Note that Google has another product with a similar name: Android Auto . This is a whole different beast. The Auto app runs on a regular Android phone and connects to the host using USB or (the closest) WiFi. The console is not running Android. In most cases, it's actually running an embedded Linux operating system developed by the automaker. This blog is definitely not about Android Auto
Why choose AAOS?
"Why" is always a more complicated question. my concerns are twofold
From an automaker's perspective, the appeal of AAOS lies in the reduced development and maintenance costs. Most cars on the market today have IVI systems developed in-house or in partnership with Tier 1 software providers. Development is expensive and slow. AAOS, on the other hand, is an off-the-shelf solution with a full suite of media codecs, a suite of applications (if you get the GAS license), and an excellent developer network. Also, it's easier (and cheaper) to hire an Android developer than a C++ developer who knows the Qt programming environment
AAOS is also a customer win. The current IVI system doesn't have a great reputation for usability, whereas AAOS has the familiar Android UX and the ability to install new apps from the app store. As a final note, the experience here will depend on whether the manufacturer is GAS licensed or not. If not, there might still be some kind of app store, just not the full Google Play Store.
software structure
AAOS is an add-on to normal Android. The main components are the vehicle HAL, Car Service and Car Manager, as shown in the diagram below:
Starting from the bottom, we have the Electronic Control Unit (ECU). They are part of the vehicle. They monitor and control every aspect of the vehicle. They are connected to the vehicle bus, usually the CAN bus.
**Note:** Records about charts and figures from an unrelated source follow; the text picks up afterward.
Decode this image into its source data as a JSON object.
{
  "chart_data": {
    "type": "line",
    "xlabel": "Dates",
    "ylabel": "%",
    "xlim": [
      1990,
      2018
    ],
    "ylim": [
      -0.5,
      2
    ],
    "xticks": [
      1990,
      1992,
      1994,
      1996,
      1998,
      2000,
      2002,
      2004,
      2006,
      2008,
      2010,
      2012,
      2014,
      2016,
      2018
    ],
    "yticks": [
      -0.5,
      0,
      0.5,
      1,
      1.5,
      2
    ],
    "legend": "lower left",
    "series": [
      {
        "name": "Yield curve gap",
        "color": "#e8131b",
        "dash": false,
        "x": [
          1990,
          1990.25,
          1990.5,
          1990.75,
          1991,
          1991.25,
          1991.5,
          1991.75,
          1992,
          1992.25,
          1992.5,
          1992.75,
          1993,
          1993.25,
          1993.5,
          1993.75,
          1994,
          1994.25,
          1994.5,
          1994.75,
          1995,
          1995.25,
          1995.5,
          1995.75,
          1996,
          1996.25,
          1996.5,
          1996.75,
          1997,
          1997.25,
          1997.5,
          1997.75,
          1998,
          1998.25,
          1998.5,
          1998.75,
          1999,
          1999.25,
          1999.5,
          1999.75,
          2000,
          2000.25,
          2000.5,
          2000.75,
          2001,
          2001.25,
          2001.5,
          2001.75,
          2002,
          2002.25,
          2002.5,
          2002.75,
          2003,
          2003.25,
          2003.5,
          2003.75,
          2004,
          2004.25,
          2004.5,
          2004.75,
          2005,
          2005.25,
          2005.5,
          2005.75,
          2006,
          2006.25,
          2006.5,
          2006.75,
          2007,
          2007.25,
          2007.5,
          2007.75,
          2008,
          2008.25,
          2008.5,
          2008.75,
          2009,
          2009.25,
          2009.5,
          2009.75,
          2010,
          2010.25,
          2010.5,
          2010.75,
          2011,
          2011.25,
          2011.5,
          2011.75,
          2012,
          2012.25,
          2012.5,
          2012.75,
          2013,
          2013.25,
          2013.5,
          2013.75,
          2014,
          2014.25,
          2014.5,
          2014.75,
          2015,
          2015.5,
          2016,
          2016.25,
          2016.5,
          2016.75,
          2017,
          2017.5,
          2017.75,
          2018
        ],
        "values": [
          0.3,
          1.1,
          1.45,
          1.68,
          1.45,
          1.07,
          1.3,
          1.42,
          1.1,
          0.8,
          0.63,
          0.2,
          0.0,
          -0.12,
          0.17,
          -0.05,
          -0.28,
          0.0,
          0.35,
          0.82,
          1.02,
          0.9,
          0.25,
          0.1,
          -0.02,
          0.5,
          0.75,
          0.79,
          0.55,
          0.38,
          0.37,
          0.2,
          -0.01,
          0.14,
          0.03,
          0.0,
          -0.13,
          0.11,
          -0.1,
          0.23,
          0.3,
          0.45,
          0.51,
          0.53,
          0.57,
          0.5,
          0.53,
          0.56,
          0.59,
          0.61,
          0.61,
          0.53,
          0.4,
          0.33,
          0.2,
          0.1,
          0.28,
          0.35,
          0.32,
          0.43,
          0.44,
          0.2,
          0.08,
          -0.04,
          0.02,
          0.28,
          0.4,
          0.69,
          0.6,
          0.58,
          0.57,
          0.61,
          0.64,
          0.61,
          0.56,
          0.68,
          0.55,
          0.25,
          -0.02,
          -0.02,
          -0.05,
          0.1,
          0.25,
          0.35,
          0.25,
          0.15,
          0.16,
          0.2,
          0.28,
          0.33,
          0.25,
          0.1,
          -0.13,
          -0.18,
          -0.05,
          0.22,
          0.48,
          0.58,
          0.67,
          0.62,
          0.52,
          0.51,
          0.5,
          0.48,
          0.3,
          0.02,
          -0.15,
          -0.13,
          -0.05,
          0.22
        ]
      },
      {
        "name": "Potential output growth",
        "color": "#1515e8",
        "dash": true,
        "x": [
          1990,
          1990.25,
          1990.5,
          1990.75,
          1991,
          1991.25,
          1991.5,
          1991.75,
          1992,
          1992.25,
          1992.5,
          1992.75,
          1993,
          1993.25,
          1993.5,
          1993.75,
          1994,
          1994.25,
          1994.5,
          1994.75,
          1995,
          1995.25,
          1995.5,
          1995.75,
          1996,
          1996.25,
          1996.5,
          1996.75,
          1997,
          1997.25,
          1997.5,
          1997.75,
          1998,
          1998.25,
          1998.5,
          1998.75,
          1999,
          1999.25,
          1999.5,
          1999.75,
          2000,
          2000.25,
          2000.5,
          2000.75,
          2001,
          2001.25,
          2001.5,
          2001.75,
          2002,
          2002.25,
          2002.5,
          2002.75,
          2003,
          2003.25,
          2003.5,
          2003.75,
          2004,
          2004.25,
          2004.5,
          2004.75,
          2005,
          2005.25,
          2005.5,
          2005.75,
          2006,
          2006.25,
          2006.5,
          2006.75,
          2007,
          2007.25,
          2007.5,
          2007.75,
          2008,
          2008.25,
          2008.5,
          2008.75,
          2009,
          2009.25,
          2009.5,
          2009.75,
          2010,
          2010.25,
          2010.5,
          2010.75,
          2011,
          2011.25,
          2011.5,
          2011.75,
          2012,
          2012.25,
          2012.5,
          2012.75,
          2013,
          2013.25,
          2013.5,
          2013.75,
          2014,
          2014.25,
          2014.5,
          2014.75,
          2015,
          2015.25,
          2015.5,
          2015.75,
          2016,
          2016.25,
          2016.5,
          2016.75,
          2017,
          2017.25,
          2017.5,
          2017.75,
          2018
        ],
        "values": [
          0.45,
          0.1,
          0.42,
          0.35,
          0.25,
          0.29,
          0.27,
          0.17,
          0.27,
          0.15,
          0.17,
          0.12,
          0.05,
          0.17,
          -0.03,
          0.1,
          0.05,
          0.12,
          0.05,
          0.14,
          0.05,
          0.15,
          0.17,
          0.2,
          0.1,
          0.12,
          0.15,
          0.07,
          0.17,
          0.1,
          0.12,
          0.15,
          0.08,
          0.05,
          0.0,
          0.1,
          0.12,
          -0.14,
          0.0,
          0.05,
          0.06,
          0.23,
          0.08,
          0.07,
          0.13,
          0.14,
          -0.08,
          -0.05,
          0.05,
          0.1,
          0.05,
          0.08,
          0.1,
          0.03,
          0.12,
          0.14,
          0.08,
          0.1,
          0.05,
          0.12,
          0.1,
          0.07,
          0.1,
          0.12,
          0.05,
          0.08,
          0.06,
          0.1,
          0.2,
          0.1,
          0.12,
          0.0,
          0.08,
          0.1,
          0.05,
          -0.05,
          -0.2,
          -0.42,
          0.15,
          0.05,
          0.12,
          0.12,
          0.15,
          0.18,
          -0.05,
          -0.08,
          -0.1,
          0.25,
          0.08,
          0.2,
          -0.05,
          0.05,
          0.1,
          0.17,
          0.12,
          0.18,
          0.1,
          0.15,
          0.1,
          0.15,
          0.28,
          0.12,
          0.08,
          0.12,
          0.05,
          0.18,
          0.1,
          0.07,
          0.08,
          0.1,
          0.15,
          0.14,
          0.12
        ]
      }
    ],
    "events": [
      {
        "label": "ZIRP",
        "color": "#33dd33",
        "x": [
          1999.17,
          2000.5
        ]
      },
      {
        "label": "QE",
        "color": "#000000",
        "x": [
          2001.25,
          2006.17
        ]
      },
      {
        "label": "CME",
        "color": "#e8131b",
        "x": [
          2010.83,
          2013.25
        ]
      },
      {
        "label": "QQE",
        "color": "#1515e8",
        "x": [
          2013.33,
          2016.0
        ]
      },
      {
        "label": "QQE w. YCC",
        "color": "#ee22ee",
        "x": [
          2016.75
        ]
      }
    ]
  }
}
On the Android side of the vehicle bus, we have the Vehicle Hardware Abstraction Layer (VHAL), which represents signals from the bus as vehicle attributes. There are more than 150 predefined "system" properties in Android 12. For example, there is a property called PERF_VEHICLE_SPEED that represents velocity in meters per second. OEMs can add their own "supplier" attributes.
Car Service takes vehicle attributes and adds information from other sources to create a set of services useful to the application.
The app does not directly call car services. Instead, they call the Car Manager library that implements the android.car.* packages ( https://developer.android.com/reference/android/car/packages ). There are demo car applications in AOSP that show how to use the android.car class. Most of these apps are system apps, which means they are written by the manufacturer and come pre-installed on the vehicle. They can access low-level functions such as lowering and raising the side windows.
Tip: Please visit https://developer.android.google.cn/reference/android/car/packages in China
Finally, we have third-party Auto apps that you can install from the Play Store or other app stores. The parts of the car they can enter are very limited and must follow guidelines to avoid driver distraction. These are things like streaming music, audiobooks, and navigation. For more information check out https://developer.android.com/training/cars/start
Tip: Please visit https://developer.android.google.cn/training/cars in China
AutomotiveUser Interface
AAOS is designed to be easy to use while driving. It has a simple tile-based UI with large icons. This is a screenshot of the default UI for AOSP 12 with the navigation bar at the bottom and the status bar at the top. The
icons on the navigation bar are Home, Phone, Apps, HVAC, and Notifications. The app icon takes you to the apps menu, where you'll find pre-installed system apps as well as any apps you've installed yourself. A gear in the top left takes you to a simplified settings menu, and touching the user icon in the top right lets you tell who's driving the car.
You'll almost certainly never see an actual vehicle with this layout. This is where automakers are encouraged to brand their own brand and user experience. For example, the Polestar 2 implementation is very different from the default.
in conclusion
From my experience, it seems like most automakers are integrating AAOS into their cars: AAOS will soon be in a vehicle near you. It will be a learning curve, not only for automakers, but also for Android developers as they add features to deal with the automotive environment.